When he came into J’n B’s, if he had the money, he would buy a large glass bottle of Coca-Cola, and chug it right there in the store. “It was always his birthday, because he figured if he told you it was his birthday he would get a free pop, which sometimes worked and sometimes it didn’t,” says Belinda. “When he came into the store when it actually was his birthday, he would come in that door and it was like, I’ve got ammunition today, because he wasn’t telling a fib when he was saying it was his birthday.” Dr. Paul Dickson and Larry Skitch had birthdays the same day. “Lloydie always thought it was pretty cool that his birthday was the same day as a doctor and a teacher, and they were like a club… Paul would come into the store and pay for a bag of chips or a pop and we would say happy birthday from Dr. Paul.”
Lloyd was a huge part of many Fenelon Falls special events. The village hosted a winter carnival, initially behind Heritage House (RWH Construction… now the Sobeys Parking Lot), which soon moved to the beach park. The Rotary Club parked an old junker car out on the ice, and a contest was held to see who could guess when it would plunge through. The end of the night was the annual Christmas Tree burning.
The village would arrange to have their waste collection crew pick up the Christmas trees and bring them to the park. Belinda remembers, “for him it was a challenge to see if he could get more trees down to the park than the garbage guys could do.… I will never forget him running, dragging two Christmas tree by the butt-ends, behind him…. It was non-stop from the time he got up in the morning until his mom called for him to come home for dinner.”
When the Winter Carnival introduced broomball, “Cannonball Kelly” quickly became the star goaltender. He had one team, and someone else could put together the other. The organizers would get an appliance box, and made “a hockey stick for Lloyd that was as big as the entrance to the net, so there was no way they could ever score on him, so Lloyd won every game he ever played,” says Belinda. He loved to wear the blue and yellow toque complete with pompom from the event.
His favourite TV show was ALF and he loved to talk about it.

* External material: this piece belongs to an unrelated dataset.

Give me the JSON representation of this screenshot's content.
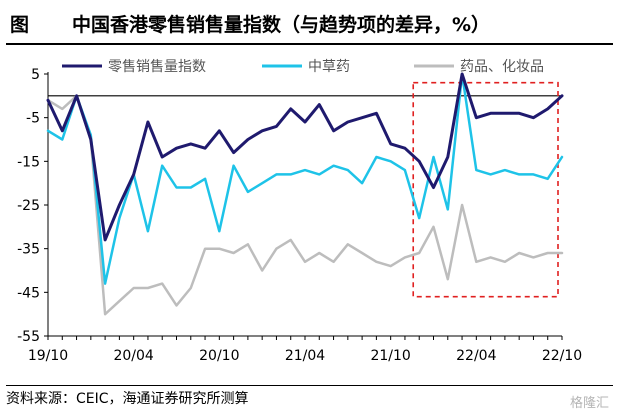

One year, J’n B’s gave him a talking ALF doll for Christmas. “You would think he got a pot full of gold,” Judi remembers, “he just lit up when he saw it.” He carried it all around town and always had it turned on.
Lloyd enjoyed collecting stuffies. “When you drove down Bond Street, he lived in a house with the typical glassed-in porch, and there were all kinds of stuffed animals looking out the windows,” says Judi. He also liked to collect records, and would go around town asking people if they had any old ones. Many people obliged and in time he had a great collection of vinyl albums.
In recognition of how much Lloyd Kelly did to keep the community clean, the Village of Fenelon Falls named the north shore park overlooking the gorge in his honour. He was Fenelon Falls’ happy soul. The community loved him. And he loved everyone back.